Several years ago, I was watching Matthew Shepard murder story on 20/20. On TV, Ms. Elizabeth Vargas interviewed the two offenders and asked them the question: "Did you attack him because he was a gay?" I said to myself, why didn't she ask "Did you attack him because you believed (perceived) he was a gay?" The two questions are different because the first question emphasizes the distinctiveness of victim as a reason for the offense whereas the second question suggests the offender's perception of the distinctiveness is the source of the offense. From the psychological perspective, the distinction is not ignorable.
The similar cognitive error can be found in other media reports about hate or other prejudice-motivated offenses. It is common to read a news article that explains a prejudice-motivated offense as generated by the victim's race, religion, sexual orientation, or national origin, among others. In other words, people tend to use the victims' group memberships or distinctiveness (e.g., race, ethnicity, sexual orientation, or religious beliefs) to explain prejudice and related crime, assuming that individuals become the victims of prejudice or hate crime because of their group memberships.
I think that the cognitive error results mainly from two misunderstandings:
First, this error may result from misunderstanding the legal definition of hate crime. The law defines a hate crime as an offense in which the victim is targeted because of their actual or perceived race, color, religion, disability, sexual orientation, or national origin. This definition is based on federal legislation that defines a hate crime as an offense "that manifests evidence of prejudice based on race, religion, disability, sexual orientation, or ethnicity" (Hate Crime Statistics Act, 1990) or as a crime in which "the defendant intentionally selects a victim, ... because of the actual or perceived race, color, religion, national origin, ethnicity, gender, disability or sexual orientation of any person" (Violent Crime Control and Law Enforcement Act of 1994, Public Law 103-322, H.R. 3355).
On the basis of the legal definition, some reporters and researchers of prejudice and hate crime conceptualize prejudice and hate crime as motivated by the distinctiveness of the victim(s), because the offender targets only victims with different group memberships. In reality, however, the legal definition specifies the mental state of the offenders, including: (1) the required criminal intent (mens rea); and (2) the offender's cognitive distortions; rather than suggesting that the victim's group membership is the cause for prejudice or hate crime.
The legal definition of hate crime is a criminal-law definition. According to criminal law, the defendant is guilty of a crime only when the offender's criminal commission or omission occurred with a simultaneous mens rea or criminal intent.
Hate crimes, like other types of criminal offense, require a specific criminal intent, or the presence of mens rea as one of the key elements for establishing the perpetrator's criminal responsibility. The "because" statement in the legal definition of hate crime, regarding the distinctiveness of the victim(s), denotes the offender's mens rea and perceptions of difference in group membership.
The criminal intent (mens rea) for hate crime is not a causal description for the offense (neither is it supposed to be), just as the mens rea for sex offenders who intentionally and knowingly target certain types of victim (e.g., children or women) does not indicate that the victim is the cause of the crime.

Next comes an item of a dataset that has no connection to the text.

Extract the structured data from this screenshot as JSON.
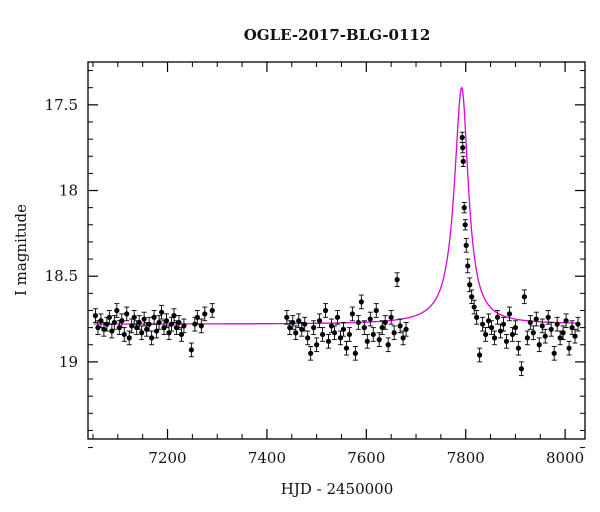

In other words, legislation-based definitions are not and can never be scientific explanations about the cause-effect relationships between two variables.
Second, people make the cognitive error because they misunderstand the differences between social reality and the offenders' perceptions of the reality. The prejudiced offenders may believe that their offenses or hate are caused by the victims, but their perceptions cannot be used to suggest that the victims' groups cause hate crime. Offenders' reasoning about their offenses tends to misrepresent the reality by blaming their victims, or other factors, rather than seeing themselves as responsible. Empirical research shows that hate offenders' mental state involves using the victim memberships to justify and rationalize hate crime, including applying such methods as denials of injury, the victim, and the responsibility, condemnation of the condemners, and "appeal to higher loyalties" by claiming the so called "racial" motivation behind their criminal and other activities. Research in social cognition has also demonstrated that self-serving bias tends to characterize people's explanations for their actions. This bias includes rationalizing or justifying their actions, making them desirable and reasonable from the agent's viewpoint.
Read my related post "An overlooked problem with the new hate crimes bill."
In short, mistaking the legal definition of hate crime for the scientific explanation for the offense actually puts the blame on the victim, rather than on the offender. Why is it the case? If the crime victim is explained as the cause of the offense, the offender will be judged as less guilty and less responsible for the offense (therefore, the offense becomes more justifiable).